Quelque 82 millions de médicaments "illicites" saisis en trois jours, en juillet, dans des ports africains: une opération douanière internationale dévoilée jeudi à Paris donne la mesure des trafics de faux remèdes qui gangrènent le continent.

Il s'agit de "la plus grosse opération jamais réalisée" avec la saisie de produits de santé de contrebande ou contrefaits d'une valeur de 40 millions de dollars US, a déclaré Christophe Zimmermann, coordinateur de la lutte anti-contrefaçon à l'Organisation mondiale des douanes (OMD).

Rapportée sur toute l'année, la quantité saisie représenterait dix milliards de doses et une valeur de 5 milliards USD, a souligné ce responsable lors d'une conférence de presse organisée à Paris pour présenter cette opération "Vice grips 2".

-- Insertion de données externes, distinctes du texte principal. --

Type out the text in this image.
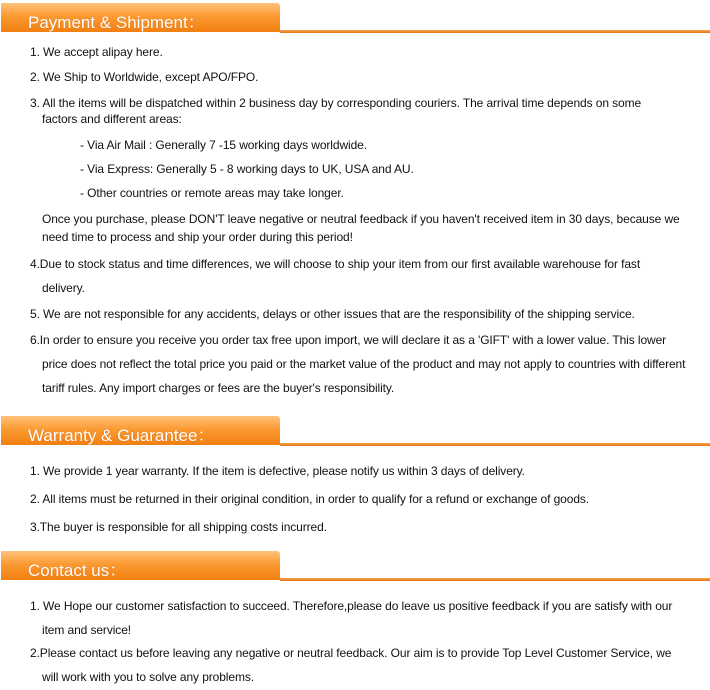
Payment & Shipment：
1. We accept alipay here.
2. We Ship to Worldwide, except APO/FPO.
3. All the items will be dispatched within 2 business day by corresponding couriers. The arrival time depends on some
factors and different areas:
- Via Air Mail : Generally 7 -15 working days worldwide.
- Via Express: Generally 5 - 8 working days to UK, USA and AU.
- Other countries or remote areas may take longer.
Once you purchase, please DON'T leave negative or neutral feedback if you haven't received item in 30 days, because we
need time to process and ship your order during this period!
4.Due to stock status and time differences, we will choose to ship your item from our first available warehouse for fast
delivery.
5. We are not responsible for any accidents, delays or other issues that are the responsibility of the shipping service.
6.In order to ensure you receive you order tax free upon import, we will declare it as a 'GIFT' with a lower value. This lower
price does not reflect the total price you paid or the market value of the product and may not apply to countries with different
tariff rules. Any import charges or fees are the buyer's responsibility.
Warranty & Guarantee：
1. We provide 1 year warranty. If the item is defective, please notify us within 3 days of delivery.
2. All items must be returned in their original condition, in order to qualify for a refund or exchange of goods.
3.The buyer is responsible for all shipping costs incurred.
Contact us：
1. We Hope our customer satisfaction to succeed. Therefore,please do leave us positive feedback if you are satisfy with our
item and service!
2.Please contact us before leaving any negative or neutral feedback. Our aim is to provide Top Level Customer Service, we
will work with you to solve any problems.
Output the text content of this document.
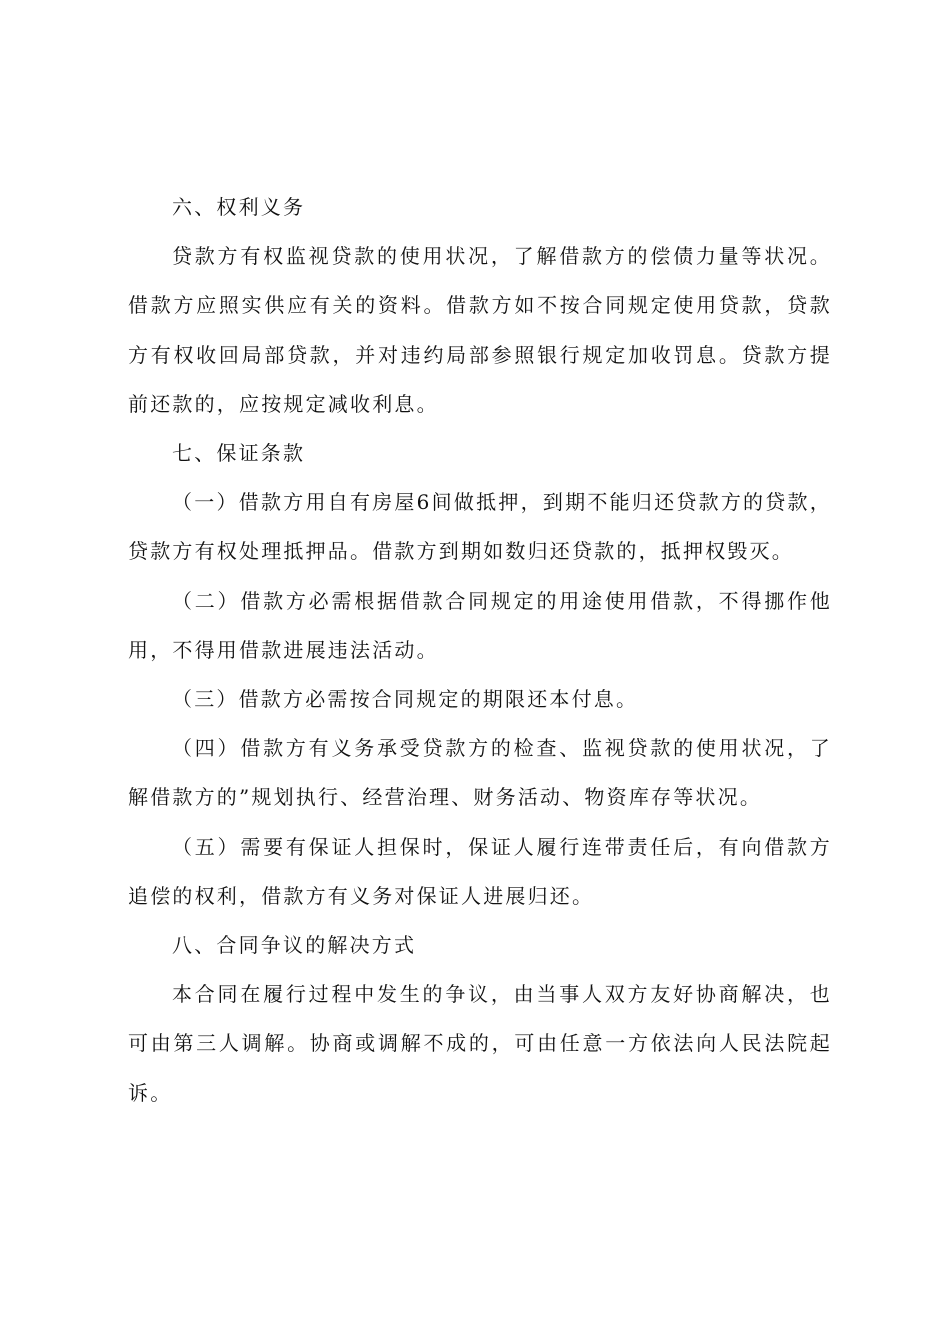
六、权利义务

贷款方有权监视贷款的使用状况，了解借款方的偿债力量等状况。借款方应照实供应有关的资料。借款方如不按合同规定使用贷款，贷款方有权收回局部贷款，并对违约局部参照银行规定加收罚息。贷款方提前还款的，应按规定减收利息。

七、保证条款

（一）借款方用自有房屋6间做抵押，到期不能归还贷款方的贷款，贷款方有权处理抵押品。借款方到期如数归还贷款的，抵押权毁灭。

（二）借款方必需根据借款合同规定的用途使用借款，不得挪作他用，不得用借款进展违法活动。

（三）借款方必需按合同规定的期限还本付息。

（四）借款方有义务承受贷款方的检查、监视贷款的使用状况，了解借款方的”规划执行、经营治理、财务活动、物资库存等状况。

（五）需要有保证人担保时，保证人履行连带责任后，有向借款方追偿的权利，借款方有义务对保证人进展归还。

八、合同争议的解决方式

本合同在履行过程中发生的争议，由当事人双方友好协商解决，也可由第三人调解。协商或调解不成的，可由任意一方依法向人民法院起诉。
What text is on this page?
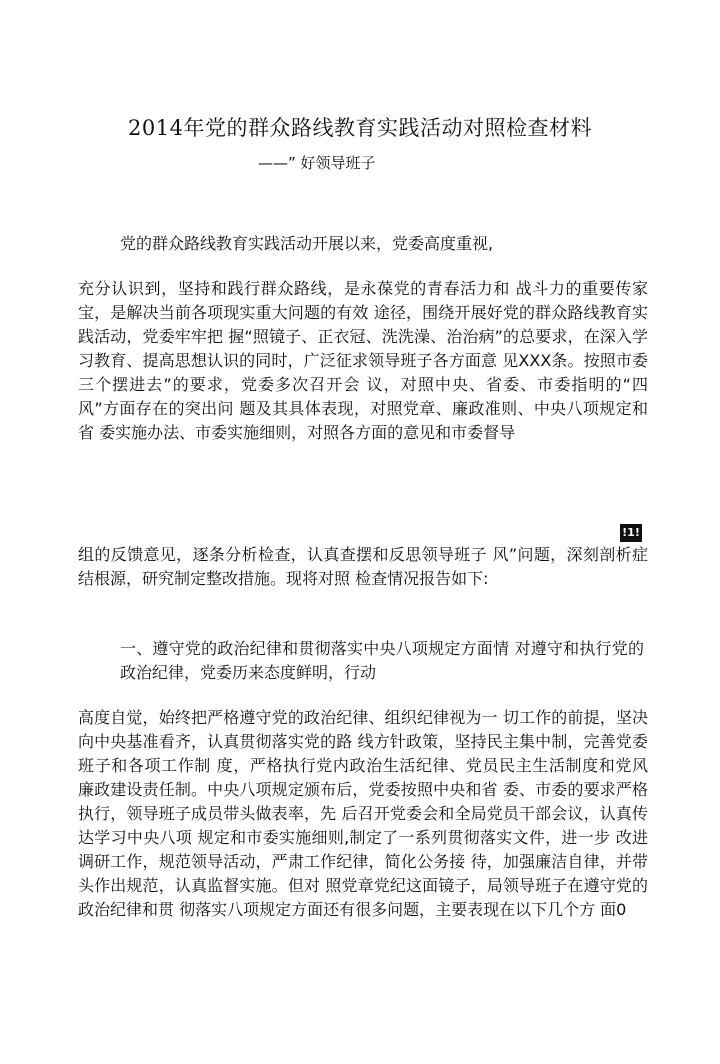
2014年党的群众路线教育实践活动对照检查材料
——” 好领导班子
党的群众路线教育实践活动开展以来，党委高度重视,
充分认识到，坚持和践行群众路线，是永葆党的青春活力和 战斗力的重要传家宝，是解决当前各项现实重大问题的有效 途径，围绕开展好党的群众路线教育实践活动，党委牢牢把 握“照镜子、正衣冠、洗洗澡、治治病”的总要求，在深入学 习教育、提高思想认识的同时，广泛征求领导班子各方面意 见XXX条。按照市委三个摆进去”的要求，党委多次召开会 议，对照中央、省委、市委指明的“四风”方面存在的突出问 题及其具体表现，对照党章、廉政准则、中央八项规定和省 委实施办法、市委实施细则，对照各方面的意见和市委督导
!1!
组的反馈意见，逐条分析检查，认真查摆和反思领导班子 风”问题，深刻剖析症结根源，研究制定整改措施。现将对照 检查情况报告如下:
一、遵守党的政治纪律和贯彻落实中央八项规定方面情 对遵守和执行党的政治纪律，党委历来态度鲜明，行动
高度自觉，始终把严格遵守党的政治纪律、组织纪律视为一 切工作的前提，坚决向中央基准看齐，认真贯彻落实党的路 线方针政策，坚持民主集中制，完善党委班子和各项工作制 度，严格执行党内政治生活纪律、党员民主生活制度和党风 廉政建设责任制。中央八项规定颁布后，党委按照中央和省 委、市委的要求严格执行，领导班子成员带头做表率，先 后召开党委会和全局党员干部会议，认真传达学习中央八项 规定和市委实施细则,制定了一系列贯彻落实文件，进一步 改进调研工作，规范领导活动，严肃工作纪律，简化公务接 待，加强廉洁自律，并带头作出规范，认真监督实施。但对 照党章党纪这面镜子，局领导班子在遵守党的政治纪律和贯 彻落实八项规定方面还有很多问题，主要表现在以下几个方 面0
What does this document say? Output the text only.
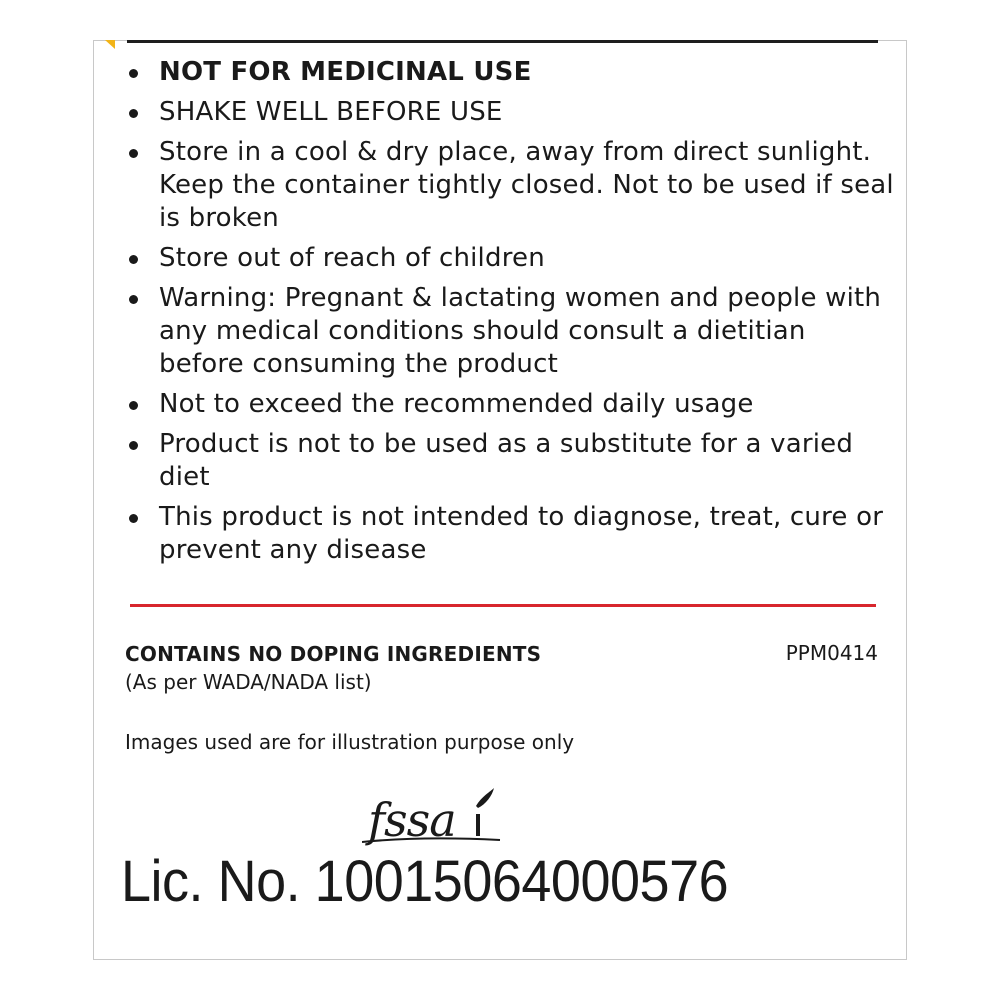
NOT FOR MEDICINAL USE
SHAKE WELL BEFORE USE
Store in a cool & dry place, away from direct sunlight. Keep the container tightly closed. Not to be used if seal is broken
Store out of reach of children
Warning: Pregnant & lactating women and people with any medical conditions should consult a dietitian before consuming the product
Not to exceed the recommended daily usage
Product is not to be used as a substitute for a varied diet
This product is not intended to diagnose, treat, cure or prevent any disease
CONTAINS NO DOPING INGREDIENTS
(As per WADA/NADA list)
PPM0414
Images used are for illustration purpose only
fssa
Lic. No. 10015064000576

Sur 110 conteneurs saisis par les douanes, 84 contenaient des produits contrefaits ou de contrebande, en provenance généralement d'Asie du sud-est, surtout de Chine, mais aussi de Dubaï. L'Angola, le Togo, le Cameroun et le Ghana étaient les pays où ont été opérés les plus grosses prises.

Parmi les produits saisis se trouvaient de faux antipaludéens, des antibiotiques ou des antiparasitaires sans principe actif ou encore de fausses pilules du lendemain.

Dans un cas, en Angola, 33 millions de doses de médicaments de grandes marques parfaitement imités, mais sans principe actif, ont été découverts avec des DVD pornographiques, dissimulés à l'intérieur d'un lot de haut-parleurs d'importation.

Les faussaires produisent désormais à rythme industriel et vont jusqu'à imiter parfaitement les hologrammes anti-contrefaçon sur les boîtes qui sont censés dissuader les imitateurs et protéger les consommateurs.

Dans un autre cas, au Togo, un "sirop expectorant" supposé être conservé entre -2 et +4 degrés se trouvait dans des conteneurs en plein soleil par plus de 50 degrés.

"Aujourd'hui l'Afrique est devenu un dépotoir et cela affecte directement la sécurité et la santé des consommateurs", déplore M. Zimmermann.

"On a affaire à des organisations de fraude internationale structurées qui profitent de la globalisation, utilisant plusieurs continents, pays et moyens de transport" pour cacher la provenance véritable des produits, souligne-t-il.

La contrefaçon des médicaments a "quitté l'échelle artisanale" et se fait désormais à l'échelle industrielle dans "des usines capables de produire plus que les usines qui produisent les vrais" remèdes, affirme-t-il.

Le professeur Marc Gentilini, responsable du programme de santé de la Fondation Chirac, souligne que ces "nouveaux mafieux" s'adonnent "au trafic le plus rentable qui soit et aussi le moins dangereux".

Les peines encourues semblent souvent minimes face aux dangers que les faux remèdes, sans principe actif, font courir aux patients.

Le trafic de faux médicaments se nourrit de la pauvreté en Afrique: un grand nombre de ces médicaments sont vendus à faible prix dans la rue.

Mais il se nourrit aussi de la désorganisation des systèmes sanitaires et de la corruption: dans certains cas, les faux médicaments se retrouvent dans des réseaux officiels des pharmacies.

Le directeur de l'Institut de recherche anti contrefaçon de médicaments (IRACM) Jacques Franquet se souvient de deux opérations de contrôle menées par le laboratoire français Sanofi dans les pharmacies d'une capitale africaine, où dans un cas 40% des boîtes du médicament ciblé étaient fausses et dans l'autre 80%.

La lutte contre la contrefaçon ne sera efficace qu'avec la "volonté politique de s'adresser véritablement au problème", a souligné le secrétaire général de l'OMD, le Japonais Kunio Mikuriya, ajoutant que deux nouvelles opérations anti-contrefaçon seront organisées en Afrique, en novembre et mars, pour que la mobilisation ne retombe pas.